# Mehrdimensionale Arrays Daten speichern



## Loddakwin (7. Dez 2015)

Hallo Leute,

ich muss zwei Methoden schreiben, weiß aber nicht wie ich diese Umsetzen soll.



> Die Methode public void analyzeCharPairs(String s) soll den String s (s ist zB eine Zeile der eingelesenen Datei) auf Buchstabenkombinationen untersuchen und die Daten in einer globalen Statistik (z.B. mehrdimensionales Array) speichern. Es sollen nur 2-stellige Kombinationen der Buchstaben a-z gezählt werden.

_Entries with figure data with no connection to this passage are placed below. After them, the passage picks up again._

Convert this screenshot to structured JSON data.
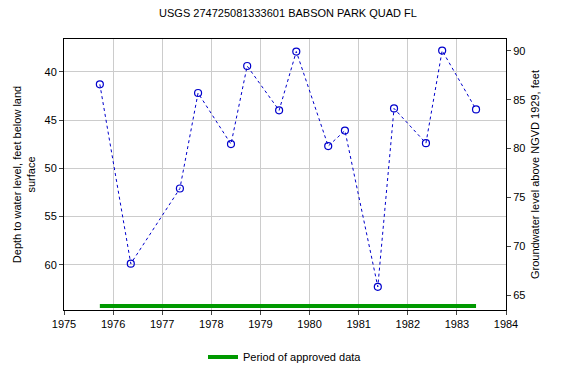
{
  "chart_data": {
    "type": "scatter",
    "title": "USGS 274725081333601 BABSON PARK QUAD FL",
    "y_label": [
      "Depth to water level, feet below land",
      "surface"
    ],
    "y2_label": "Groundwater level above NGVD 1929, feet",
    "x": [
      1975.73,
      1976.36,
      1977.36,
      1977.73,
      1978.4,
      1978.73,
      1979.38,
      1979.73,
      1980.38,
      1980.72,
      1981.39,
      1981.72,
      1982.37,
      1982.7,
      1983.39
    ],
    "series": [
      {
        "name": "Depth to water level",
        "color": "#0000cc",
        "marker": "open_circle",
        "line_style": "dot",
        "values": [
          41.3,
          59.9,
          52.1,
          42.2,
          47.5,
          39.4,
          44.0,
          37.9,
          47.7,
          46.1,
          62.3,
          43.8,
          47.4,
          37.8,
          43.9
        ]
      }
    ],
    "approved_period": {
      "name": "Period of approved data",
      "color": "#009900",
      "start": 1975.73,
      "end": 1983.39
    },
    "xlim": [
      1975,
      1984
    ],
    "xticks": [
      1975,
      1976,
      1977,
      1978,
      1979,
      1980,
      1981,
      1982,
      1983,
      1984
    ],
    "ylim": [
      64.7,
      36.6
    ],
    "yticks": [
      40,
      45,
      50,
      55,
      60
    ],
    "y2lim": [
      63.5,
      91.2
    ],
    "y2ticks": [
      65,
      70,
      75,
      80,
      85,
      90
    ],
    "grid": true,
    "legend": "bottom"
  }
}
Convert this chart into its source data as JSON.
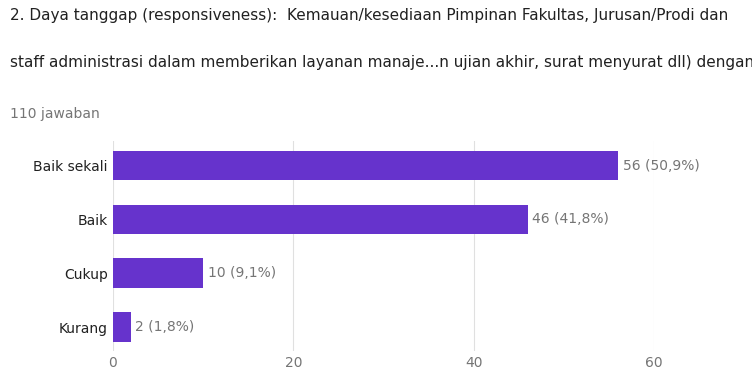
{
  "title_line1": "2. Daya tanggap (responsiveness):  Kemauan/kesediaan Pimpinan Fakultas, Jurusan/Prodi dan",
  "title_line2": "staff administrasi dalam memberikan layanan manaje...n ujian akhir, surat menyurat dll) dengan cepat.",
  "subtitle": "110 jawaban",
  "categories": [
    "Baik sekali",
    "Baik",
    "Cukup",
    "Kurang"
  ],
  "values": [
    56,
    46,
    10,
    2
  ],
  "labels": [
    "56 (50,9%)",
    "46 (41,8%)",
    "10 (9,1%)",
    "2 (1,8%)"
  ],
  "bar_color": "#6633cc",
  "background_color": "#ffffff",
  "xlim": [
    0,
    60
  ],
  "xticks": [
    0,
    20,
    40,
    60
  ],
  "grid_color": "#e0e0e0",
  "text_color": "#757575",
  "title_color": "#212121",
  "subtitle_color": "#757575",
  "bar_label_color": "#757575",
  "category_label_color": "#212121",
  "title_fontsize": 11.0,
  "subtitle_fontsize": 10,
  "category_fontsize": 10,
  "label_fontsize": 10,
  "tick_fontsize": 10,
  "bar_height": 0.55
}
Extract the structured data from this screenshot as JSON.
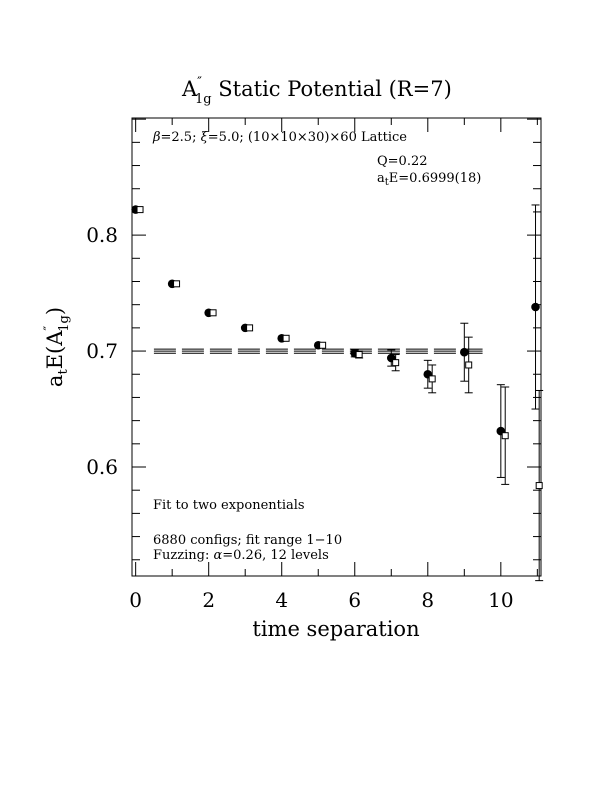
{
  "chart_data": {
    "type": "scatter",
    "title": "A″1g Static Potential (R=7)",
    "title_parts": {
      "base": "A",
      "prime": "″",
      "sub": "1g",
      "rest": " Static Potential (R=7)"
    },
    "xlabel": "time separation",
    "ylabel_parts": {
      "a": "a",
      "a_sub": "t",
      "mid": "E(A",
      "prime": "″",
      "sub": "1g",
      "close": ")"
    },
    "xlim": [
      -0.1,
      11.1
    ],
    "ylim": [
      0.506,
      0.901
    ],
    "x_ticks": [
      0,
      2,
      4,
      6,
      8,
      10
    ],
    "y_ticks": [
      0.6,
      0.7,
      0.8
    ],
    "x_tick_labels": [
      "0",
      "2",
      "4",
      "6",
      "8",
      "10"
    ],
    "y_tick_labels": [
      "0.6",
      "0.7",
      "0.8"
    ],
    "grid": false,
    "annotations": {
      "lattice_parts": {
        "beta": "β",
        "beta_val": "=2.5; ",
        "xi": "ξ",
        "xi_val": "=5.0; (10×10×30)×60 Lattice"
      },
      "q": "Q=0.22",
      "energy_parts": {
        "a": "a",
        "sub": "t",
        "rest": "E=0.6999(18)"
      },
      "fit_method": "Fit to two exponentials",
      "configs": "6880 configs; fit range 1−10",
      "fuzz_parts": {
        "pre": "Fuzzing: ",
        "alpha": "α",
        "rest": "=0.26, 12 levels"
      }
    },
    "fit": {
      "value": 0.6999,
      "error": 0.0018,
      "x_range": [
        0.5,
        9.5
      ]
    },
    "series": [
      {
        "marker": "filled-circle",
        "points": [
          {
            "x": 0,
            "y": 0.822,
            "err": 0
          },
          {
            "x": 1,
            "y": 0.758,
            "err": 0
          },
          {
            "x": 2,
            "y": 0.733,
            "err": 0
          },
          {
            "x": 3,
            "y": 0.72,
            "err": 0
          },
          {
            "x": 4,
            "y": 0.711,
            "err": 0
          },
          {
            "x": 5,
            "y": 0.705,
            "err": 0
          },
          {
            "x": 6,
            "y": 0.698,
            "err": 0.003
          },
          {
            "x": 7,
            "y": 0.694,
            "err": 0.007
          },
          {
            "x": 8,
            "y": 0.68,
            "err": 0.012
          },
          {
            "x": 9,
            "y": 0.699,
            "err": 0.025
          },
          {
            "x": 10,
            "y": 0.631,
            "err": 0.04
          },
          {
            "x": 10.95,
            "y": 0.738,
            "err": 0.088
          }
        ]
      },
      {
        "marker": "open-square",
        "points": [
          {
            "x": 0.12,
            "y": 0.822,
            "err": 0
          },
          {
            "x": 1.12,
            "y": 0.758,
            "err": 0
          },
          {
            "x": 2.12,
            "y": 0.733,
            "err": 0
          },
          {
            "x": 3.12,
            "y": 0.72,
            "err": 0
          },
          {
            "x": 4.12,
            "y": 0.711,
            "err": 0
          },
          {
            "x": 5.12,
            "y": 0.705,
            "err": 0
          },
          {
            "x": 6.12,
            "y": 0.697,
            "err": 0.003
          },
          {
            "x": 7.12,
            "y": 0.69,
            "err": 0.007
          },
          {
            "x": 8.12,
            "y": 0.676,
            "err": 0.012
          },
          {
            "x": 9.12,
            "y": 0.688,
            "err": 0.024
          },
          {
            "x": 10.12,
            "y": 0.627,
            "err": 0.042
          },
          {
            "x": 11.05,
            "y": 0.584,
            "err": 0.082
          }
        ]
      }
    ]
  }
}
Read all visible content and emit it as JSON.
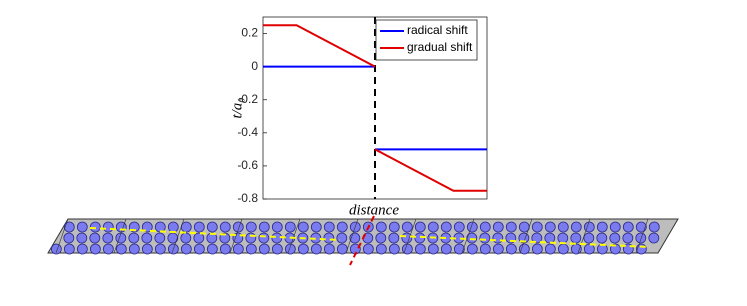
{
  "chart_data": {
    "type": "line",
    "ylabel": "t/a₀",
    "xlabel": "distance",
    "x": [
      0,
      0.15,
      0.5,
      0.5,
      0.5,
      0.85,
      1
    ],
    "xlim": [
      0,
      1
    ],
    "ylim": [
      -0.8,
      0.3
    ],
    "yticks": [
      0.2,
      0,
      -0.2,
      -0.4,
      -0.6,
      -0.8
    ],
    "vline": 0.5,
    "legend": "upper right",
    "series": [
      {
        "name": "radical shift",
        "color": "#0000ff",
        "values": [
          0,
          0,
          0,
          null,
          -0.5,
          -0.5,
          -0.5
        ]
      },
      {
        "name": "gradual shift",
        "color": "#e00000",
        "values": [
          0.25,
          0.25,
          0,
          null,
          -0.5,
          -0.75,
          -0.75
        ]
      }
    ]
  }
}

Groß- und Kleinschreibung soll NICHT unterschieden werden. D.h. ax, aX, Ax und AX zählen als gleichwertige Kombinationen. Ungültige Kombinationen, zB mit Sonderzeichen oder Leerzeichen, sollen ignoriert werden. Die dafür notwendige Statistik (z.B. mehrdimensionales Array) ist zusätzlich zu jener aus Teil 1 zu implementieren.
> 
> Die Methode public int getFrequencyOfCharPair(char c1, char c2) soll die absolute Häufigkeit der Buchstabenkombination c1c2 zurückgeben, d.h. wie oft kam c1 gefolgt von c2 in den bisher untersuchten Strings vor.



Was ich bis jetzt habe:

```
public void analyzeCharPairs(String s) {

        s = s.toLowerCase();
       
        for (int i = 0; i < s.length() - s.length() / 2; i++) {
            int pos = s.charAt(i) - 'a';
            int pos2 = s.charAt(i + 1) - 'a';
            if (pos >= 0 && pos <= 25 && pos2 >= 0 && pos2 <= 25) {
                System.out.print(char mychar = (char) pos + " ");
                System.out.println(pos2);
            }
        }
    }

    // return the absolute frequency of the character combination c1 c2
    public int getFrequencyOfCharPair(char c1, char c2) {

        int maxFrequency = 0;

        for (int i = 0; i < statisticCharPairs.length; i++) {
            for (int j = 0; j < statisticCharPairs[i].length; j++) {
                if()
            }
        }

        return maxFrequency;
    }
```

Ich hoffe ihr könnt mir weiterhelfen.
Lg


----------



## Tarrew (7. Dez 2015)

Geht es dir jetzt um die Aufgaben an sich oder um die Speicherung in einem zweidimensionalem Array? Falls es um die Aufgaben an sich geht: 

Der erste Teil lässt sich sehr leicht mit einem Matcher machen.
Eigentlich brauchst du nur diesen regulären Ausdruck:  "(\\w)\\1{1}" in Verbindung mit einem Matcher.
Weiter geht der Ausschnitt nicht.